В. В. Мавродин, как убеждаемся, рисует смердов почти теми же красками, что и Б. Д. Греков. В другой своей монографии, написанной немного позже, он дает смердам более развернутую и несколько измененную характеристику. Термин «смерд» уходит «в седую даль веков», хотя впервые фиксируется в древнерусских источниках XI в. Происхождение данного термина В. В, Мавродин представлял с учетом соображений на этот счет Н. Я. Марра и Е. А. Рыдзевской. Обращаясь к положению смердов в Древней Руси, историк говорит, что он «склонен считать смердов особой категорией сельского населения. Смерды — данники князя, но не только данники. Просто данники носили название „людье", „простая чадь", „сельские люди". Смерды — это те общинники-данники, которые принадлежали князю, с которых собирали всякие „поборы" княжие дружинники, отправляясь в полюдье». В. В. Мавродин еще раз подчеркивает: «Смерд — зависимый от князя человек». Смерды олицетворяли подвластные Киеву племена, к которым во времена Константина Багрянородного ходили в полюдье киевский князь и его дружина. Вот почему термин «смерд» отложился прежде всего в топонимике «внешней Руси», т. е. в покоренных Рюриковичами землях восточных славян, тогда как в среднем Приднепровье он почти неизвестен. Позднее, когда дружина потянулась к земле и начала оседать на ней, смердов стали переводить в разряд крепостных. Смерды жили в селах, а селом «называлось в древней Руси сельское поселение, где находился княжеский или боярский двор. Смерд дарится вместе с землей. Он прикреплен к земле.
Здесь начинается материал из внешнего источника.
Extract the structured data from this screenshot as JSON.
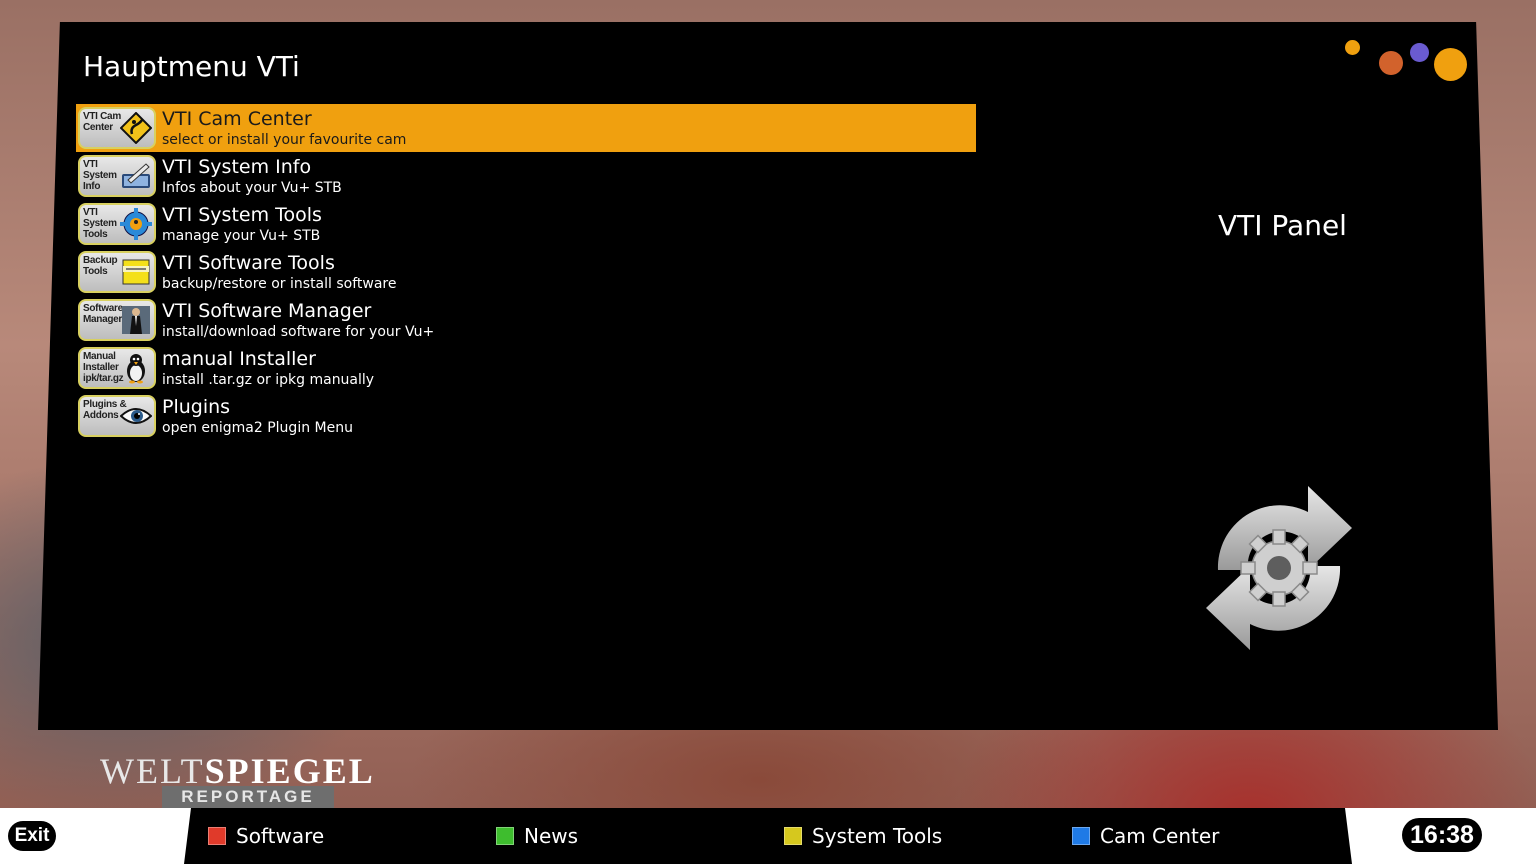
{
  "window": {
    "title": "Hauptmenu VTi"
  },
  "accent_colors": {
    "selection": "#f0a00f",
    "dot_small": "#f0a00f",
    "dot_orange": "#d2622c",
    "dot_purple": "#6a5bd0",
    "dot_large": "#f0a00f"
  },
  "menu": {
    "items": [
      {
        "title": "VTI Cam Center",
        "description": "select or install your favourite cam",
        "icon_label": "VTI Cam Center",
        "icon": "road-sign-icon",
        "selected": true
      },
      {
        "title": "VTI System Info",
        "description": "Infos about your Vu+ STB",
        "icon_label": "VTI System Info",
        "icon": "info-pen-icon",
        "selected": false
      },
      {
        "title": "VTI System Tools",
        "description": "manage your Vu+ STB",
        "icon_label": "VTI System Tools",
        "icon": "gear-icon",
        "selected": false
      },
      {
        "title": "VTI Software Tools",
        "description": "backup/restore or install software",
        "icon_label": "Backup Tools",
        "icon": "backup-icon",
        "selected": false
      },
      {
        "title": "VTI Software Manager",
        "description": "install/download software for your Vu+",
        "icon_label": "Software Manager",
        "icon": "manager-icon",
        "selected": false
      },
      {
        "title": "manual Installer",
        "description": "install .tar.gz or ipkg manually",
        "icon_label": "Manual Installer ipk/tar.gz",
        "icon": "penguin-icon",
        "selected": false
      },
      {
        "title": "Plugins",
        "description": "open enigma2 Plugin Menu",
        "icon_label": "Plugins & Addons",
        "icon": "eye-icon",
        "selected": false
      }
    ]
  },
  "panel": {
    "title": "VTI Panel",
    "icon": "gear-refresh-icon"
  },
  "channel_logo": {
    "main_part1": "WELT",
    "main_part2": "SPIEGEL",
    "sub": "REPORTAGE"
  },
  "bottom_bar": {
    "exit_label": "Exit",
    "keys": [
      {
        "label": "Software",
        "color": "#e03a2a",
        "name": "red"
      },
      {
        "label": "News",
        "color": "#3ebd2e",
        "name": "green"
      },
      {
        "label": "System Tools",
        "color": "#d6c81e",
        "name": "yellow"
      },
      {
        "label": "Cam Center",
        "color": "#1f7ae6",
        "name": "blue"
      }
    ],
    "clock": "16:38"
  }
}
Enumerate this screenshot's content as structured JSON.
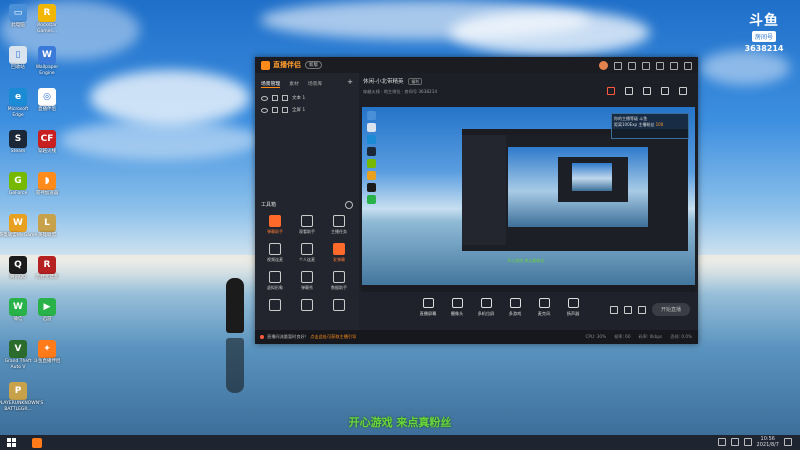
{
  "desktop": {
    "icons_left": [
      {
        "label": "此电脑",
        "color": "#4a90d9",
        "glyph": "▭"
      },
      {
        "label": "回收站",
        "color": "#d9e4ee",
        "glyph": "▯"
      },
      {
        "label": "Microsoft\nEdge",
        "color": "#1c8bd6",
        "glyph": "e"
      },
      {
        "label": "Steam",
        "color": "#1b2838",
        "glyph": "S"
      },
      {
        "label": "GeForce",
        "color": "#76b900",
        "glyph": "G"
      },
      {
        "label": "英雄联盟WeGame",
        "color": "#e8a020",
        "glyph": "W"
      },
      {
        "label": "腾讯QQ",
        "color": "#1b1b1b",
        "glyph": "Q"
      },
      {
        "label": "微信",
        "color": "#2ab24a",
        "glyph": "W"
      },
      {
        "label": "Grand Theft\nAuto V",
        "color": "#2b6b2b",
        "glyph": "V"
      },
      {
        "label": "PLAYERUNKNOWN'S\nBATTLEGR...",
        "color": "#c8a24a",
        "glyph": "P"
      }
    ],
    "icons_second": [
      {
        "label": "Rockstar\nGames...",
        "color": "#f2b705",
        "glyph": "R"
      },
      {
        "label": "Wallpaper\nEngine",
        "color": "#3b7ad9",
        "glyph": "W"
      },
      {
        "label": "直播伴侣",
        "color": "#ffffff",
        "glyph": "◎"
      },
      {
        "label": "穿越火线",
        "color": "#c82020",
        "glyph": "CF"
      },
      {
        "label": "雷神加速器",
        "color": "#ff8c1a",
        "glyph": "◗"
      },
      {
        "label": "英雄联盟",
        "color": "#c8a24a",
        "glyph": "L"
      },
      {
        "label": "荒野大镖客",
        "color": "#b52020",
        "glyph": "R"
      },
      {
        "label": "迅游",
        "color": "#2ab24a",
        "glyph": "▶"
      },
      {
        "label": "斗鱼直播伴侣",
        "color": "#ff7b1a",
        "glyph": "✦"
      }
    ],
    "douyu": {
      "logo": "斗鱼",
      "tag": "房间号",
      "room_number": "3638214"
    },
    "subtitle": "开心游戏 来点真粉丝"
  },
  "app": {
    "name": "直播伴侣",
    "version": "新版",
    "tabs": [
      "场景管理",
      "素材",
      "场景库"
    ],
    "scenes": [
      "文本 1",
      "全屏 1"
    ],
    "tools_header": "工具箱",
    "tools": [
      {
        "label": "弹幕助手",
        "hot": true
      },
      {
        "label": "观看助手",
        "hot": false
      },
      {
        "label": "主播任务",
        "hot": false
      },
      {
        "label": "视频连麦",
        "hot": false
      },
      {
        "label": "个人连麦",
        "hot": false
      },
      {
        "label": "发弹幕",
        "hot": true
      },
      {
        "label": "虚拟形象",
        "hot": false
      },
      {
        "label": "弹幕秀",
        "hot": false
      },
      {
        "label": "数据助手",
        "hot": false
      },
      {
        "label": "",
        "hot": false
      },
      {
        "label": "",
        "hot": false
      },
      {
        "label": "",
        "hot": false
      }
    ],
    "room": {
      "title": "休闲-小北带精英",
      "badge": "福利",
      "meta": "穿越火线 · 地主排位  ·  房间号 3638214"
    },
    "overlay": {
      "line1": "你的主播等级 斗鱼",
      "line2": "距离100Exp 主播粉丝",
      "num": "100"
    },
    "preview_subtitle": "开心游戏 来点真粉丝",
    "bottom_buttons": [
      "直播屏幕",
      "摄像头",
      "多机位屏",
      "多游戏",
      "麦克风",
      "扬声器"
    ],
    "start_label": "开始直播",
    "status_notice": "直播间流量暂时良好！",
    "status_link": "点击此处可获取主播引导",
    "stats": [
      "CPU: 30%",
      "帧率: 60",
      "码率: 0kbps",
      "丢帧: 0.0%"
    ]
  },
  "taskbar": {
    "time": "10:56",
    "date": "2021/8/7"
  }
}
Он крепостной». Смерды обязаны были нести барщину и платить оброк — дань, превратившуюся в феодальную ренту.
Итак, В. В. Мавродин, относя смердов к особой категории зависимого сельского населения, стремился в динамике рассматривать их социальный статус: сперва смерды — это княжеские данники, эксплуатируемые князем и дружиной, а потом они, переходя в частные руки землевладельцев, становились крепостными, т. е. феодально-зависимыми людьми, обязанными давать своим господам дань — феодальную ренту. Это был, по нашему убеждению, чрезвычайно интересный и перспективный взгляд на древнерусских смердов. Правда, В. В. Мавродин счел необходимым согласовать свои наблюдения с представлениями Б. Д. Грекова о смердах: «Как же понять тогда употребление в древней Руси термина „смерд" в обозначении сельского населения вообще? Как указал Б. Д. Греков, термин „смерд" означает не только определенную категорию зависимых земледельцев, но употребляется в древнерусских источниках в широком смысле слова, покрывая сельский люд вообще. Почему для названия сельского населения употребляется именно термин „смерд"? В силу того обстоятельства, что он обозначает в узком смысле слова тех крестьян, которые всей общиной, без внутренних взрывов общины, без ее разрушения, как-то незаметно превращаются из свободных общинников-данников в крепостных. При этом такое коренное изменение в их положении происходило в то время, когда все вокруг не менялось: жили они по-прежнему в своих избах, пахали землю, которую возделывали отцы и деды, так же, как и ранее на старых привычных угодьях собирали мед диких пчел в „бортях", ловили рыбу, били зверя, пасли скот. Все вокруг было по-старому, только они сами были уже не свободными общинниками-данниками, а зависимыми земледельцами. Такой общинник, теряя свою свободу, не превращался ни в изгоя, ни в закупа, ни в холопа, ни в рядовича, и изменение в его положении сочеталось с сохранением за ним старого наименования — „смерд". Потому-то термин „смерд" употребляется и в узком смысле этого слова, и тогда он означает древнерусских земледельцев, изменивших свою социальную сущность, не порывая связи с общиной, ставших крепостными, и в широком смысле — и тогда термин „смерд" обозначал сельский люд в целом, подобно тому, как в ХУШ в. „крестьянами" называли и государственных крестьян, не потерявших личной свободы, и крепостную дворню, весьма близкую к холопам древней Руси, крестьян экономических и задавленных барщиной, забитых и замученных „барских" крестьян».